Hello, dear friend, you can consult us at any time if you have any questions, add WeChat: THEend8_
Data Analysis
First Computing Assignment
One Predictor Linear Regression
Introduction
This assignment is due on Thursday, April 4. This report is worth 100 points. Please
remember that there is a second project coming, so that you should finish the first project as soon as possible. Please submit your project on the Class Brightspace as instructed below. Please submit your report of Project 1 (both parts) in one pdf file. Each student has one chance to resubmit the report before the deadline. Detailed submission information is given below.
Project 1 has two parts. There are three files for this project. Two are for part A, and one is for part B. The files are labeled with the last six digits of your Stony Brook ID number.
Part A
Part A is worth 40 points. The model for the Part A assignment is a first data and
statistical processing task that a newly hired statistician might be given. Your report should address the issues that your future supervisor would want to know about: how many observations, fraction of missing data in independent variable and dependent variable, and imputation of missing data.
The two files for part A each contain a column for subject ID and a column for either the dependent variable value or the independent variable value. Your first task is to sort the two files by subject ID and merge them. You should not just use “cut and paste” to merge your data.
Second, you are expected to deal with missing data. Your report should contain the count of the number of subject IDs that had at least one independent variable value or dependent variable value. It should also include the count of the number of subject IDs that had an independent variable value, the count of the number of subject IDs that had a dependent variable value, the count of the number of subject IDs that had both an independent and dependent variable value, and the count of the number of subject IDs that had at least one independent variable value or dependent variable value.

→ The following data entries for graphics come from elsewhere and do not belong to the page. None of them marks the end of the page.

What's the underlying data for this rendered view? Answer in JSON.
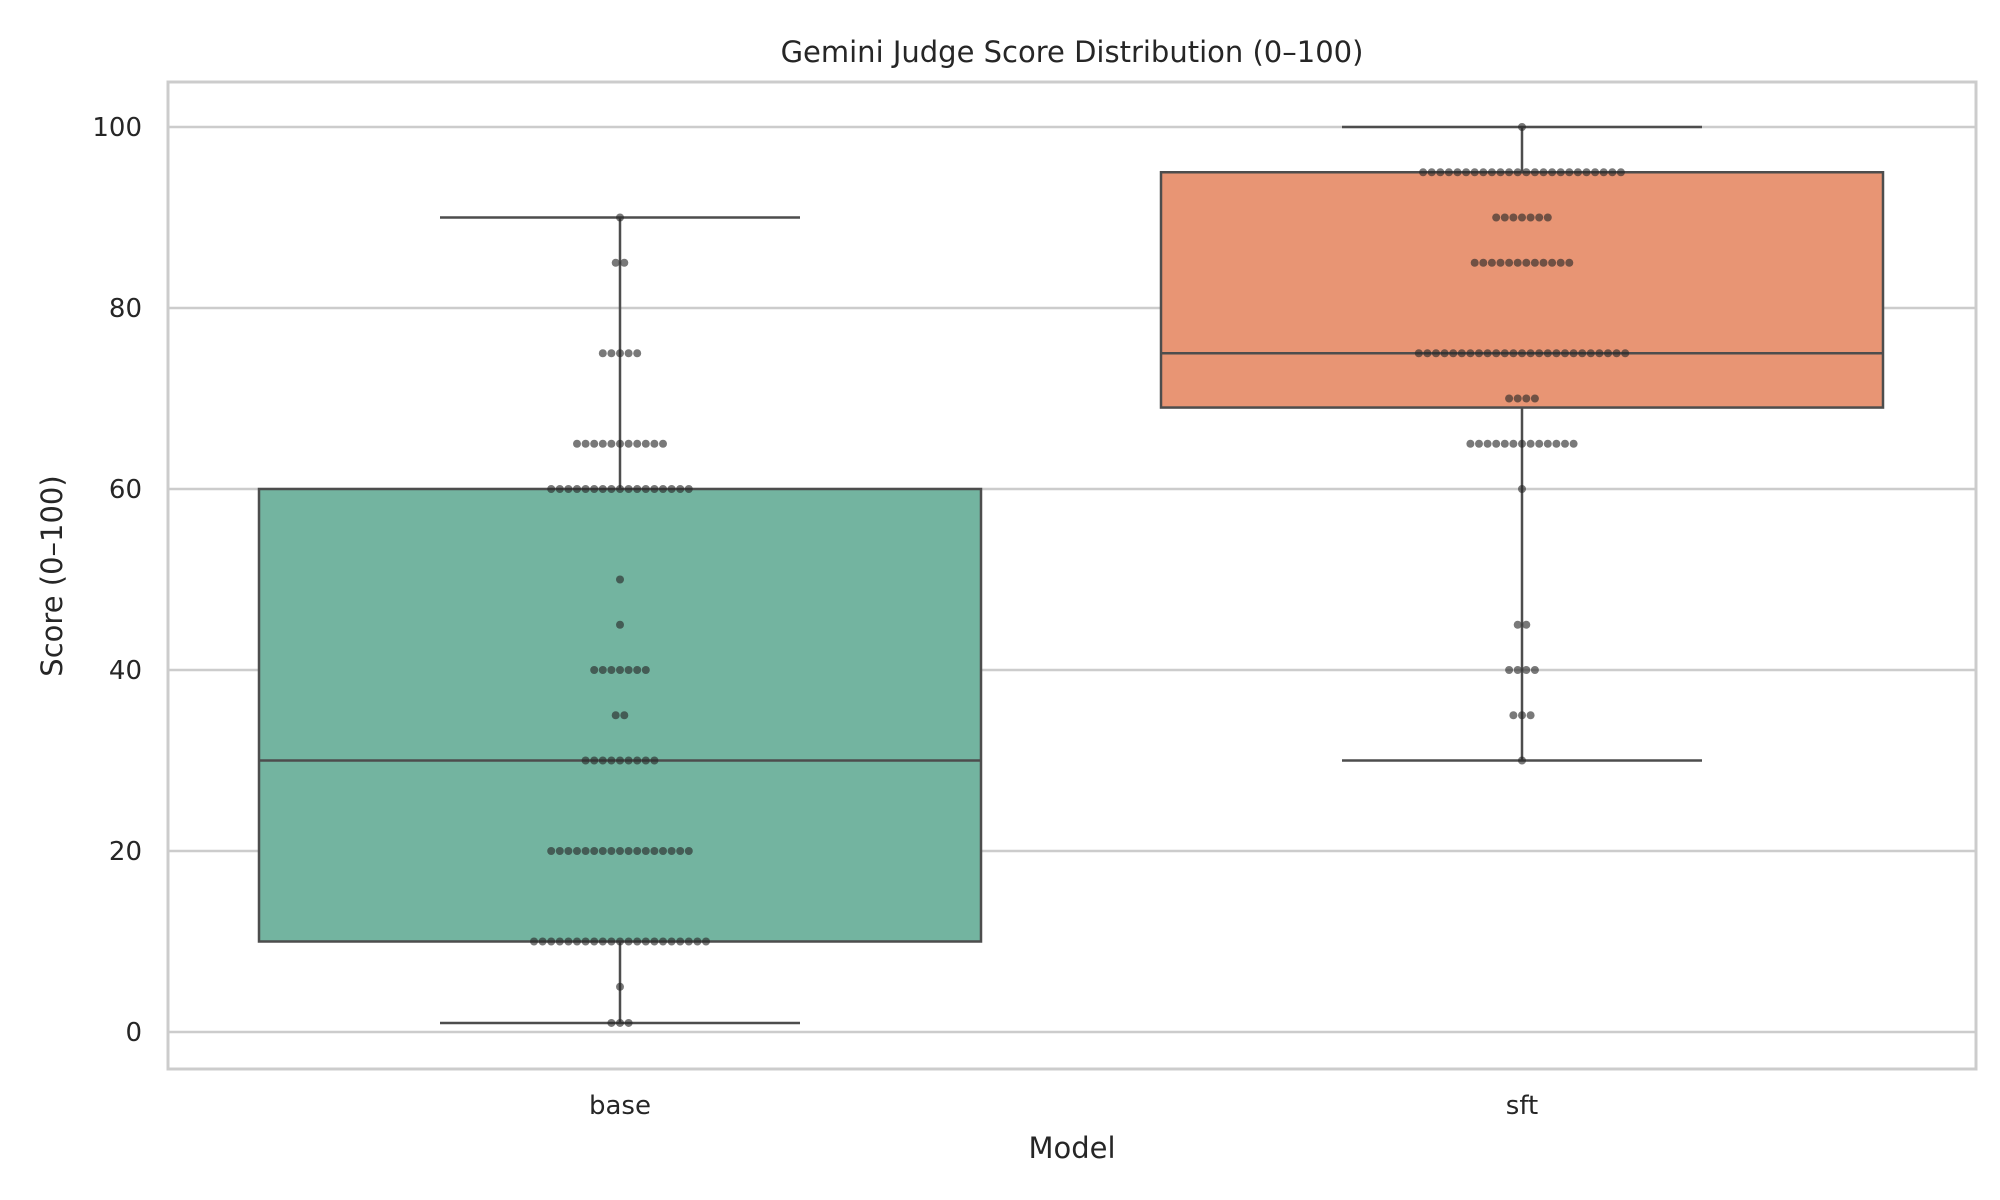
{
  "chart_data": {
    "type": "box",
    "title": "Gemini Judge Score Distribution (0–100)",
    "xlabel": "Model",
    "ylabel": "Score (0–100)",
    "categories": [
      "base",
      "sft"
    ],
    "ylim": [
      -4,
      105
    ],
    "yticks": [
      0,
      20,
      40,
      60,
      80,
      100
    ],
    "grid": "horizontal",
    "colors": {
      "base": "#73b4a0",
      "sft": "#e89574"
    },
    "boxes": [
      {
        "category": "base",
        "whisker_low": 1,
        "q1": 10,
        "median": 30,
        "q3": 60,
        "whisker_high": 90
      },
      {
        "category": "sft",
        "whisker_low": 30,
        "q1": 69,
        "median": 75,
        "q3": 95,
        "whisker_high": 100
      }
    ],
    "points": [
      {
        "category": "base",
        "values": [
          {
            "score": 1,
            "count": 3
          },
          {
            "score": 5,
            "count": 1
          },
          {
            "score": 10,
            "count": 21
          },
          {
            "score": 20,
            "count": 17
          },
          {
            "score": 30,
            "count": 9
          },
          {
            "score": 35,
            "count": 2
          },
          {
            "score": 40,
            "count": 7
          },
          {
            "score": 45,
            "count": 1
          },
          {
            "score": 50,
            "count": 1
          },
          {
            "score": 60,
            "count": 17
          },
          {
            "score": 65,
            "count": 11
          },
          {
            "score": 75,
            "count": 5
          },
          {
            "score": 85,
            "count": 2
          },
          {
            "score": 90,
            "count": 1
          }
        ]
      },
      {
        "category": "sft",
        "values": [
          {
            "score": 30,
            "count": 1
          },
          {
            "score": 35,
            "count": 3
          },
          {
            "score": 40,
            "count": 4
          },
          {
            "score": 45,
            "count": 2
          },
          {
            "score": 60,
            "count": 1
          },
          {
            "score": 65,
            "count": 13
          },
          {
            "score": 70,
            "count": 4
          },
          {
            "score": 75,
            "count": 25
          },
          {
            "score": 85,
            "count": 12
          },
          {
            "score": 90,
            "count": 7
          },
          {
            "score": 95,
            "count": 24
          },
          {
            "score": 100,
            "count": 1
          }
        ]
      }
    ]
  }
}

Your second task is to impute the missing values. There are many of missing data
procedures. Often a statistical package has imputation algorithms in the software. For example, R has a package called MICE that has several options. You may not choose listwise deletion or mean imputation (or its equivalent median imputation). Specify your choice in your report.
Often, the choice of imputation method has little effect on the results if the fraction of missing data is 30% or less.
Part B
Part B is worth 60 points. The data file for part B contains one line for each subject ID.
The line will contain the subject ID, the value of the independent variable, and the value of the dependent variable. A transformation of either IV or DV or both maybe required. You should read the textbook (Chapter 11.1) for suggestions on fitting a model. An approximate lack offit (LOF) test should be applied. It is your responsibility to find repeated (or near repeated) independent variable values. That is, you will have very few exact repeats of an independent variable value. You should bin near repeated data into one level. For example, suppose that x1 = 1.01, x2 = 1.02, x3 = 1.03 and y1 = 2, y2 = 3, y3 = 4. While there are not exactly repeated x values, you could bin these points into one group of nearly repeated points. That is, choose the average x-value as the value of x after binning. Then your binned data would bex1 = 1.02, x2 = 1.02, x3 = 1.02 and y1 = 2, y2 = 3, y3 = 4. Now performa LOF test on the data set after binning all near repeated values. There is software in R that performs an approximate lack offit test. Often a transformation does not improve the apparent extent to which the data satisfies the assumptions of Chapter 11. Please check the r-squared of the data as given tother-squared of the data after you transform it. Also, please check the residual plot of the data. It maybe helpful to apply these checks to the data in part A.
Report
You must submit a one-page report on Problem A and a one-page report on Problem B, both parts in one single pdf format file. Each report should have four sections.
1. Introduction. The introduction should contain a statement of the problem and the
objective of the paper. Some of the questions that you should answer are: What is the objective of your effort? What are your research questions? What is the background of this work? The introduction is easy: your problem is to recover the function that was used to generate the dependent variable value based on the value of the independent variable.
2. Methods. The second section should describe your methodology. Specifically, how were the files were merged? What was the program used to perform. the statistical analysis?
What were the statistical techniques used? Did you use linear regression Did you use additional procedures such as an approximate lack of fittest? How much missing data was present in the data? What procedure did you use to deal with missing data.
3. Results. The third section should contain your results: What fraction of the variation of the dependent variable was explained? What was the analysis of variance table? What was the fitted function? What was the confidence interval for the slope? What was the conclusion to the test of the null hypothesis that the slope was zero.
4. Conclusions and Discussion. The fourth section should be conclusions and discussion. This section should focus on “big picture” issues. Was there an association between the variables? How important was it? That is, what was the r-squared value. What is your fitted function? You may submit a longer appendix of computer work and programs.
You are allowed an appendix to your report and there is no page limit on the appendix. If you include a table or figure, you must discuss it. Tables and figures should be numbered and titled.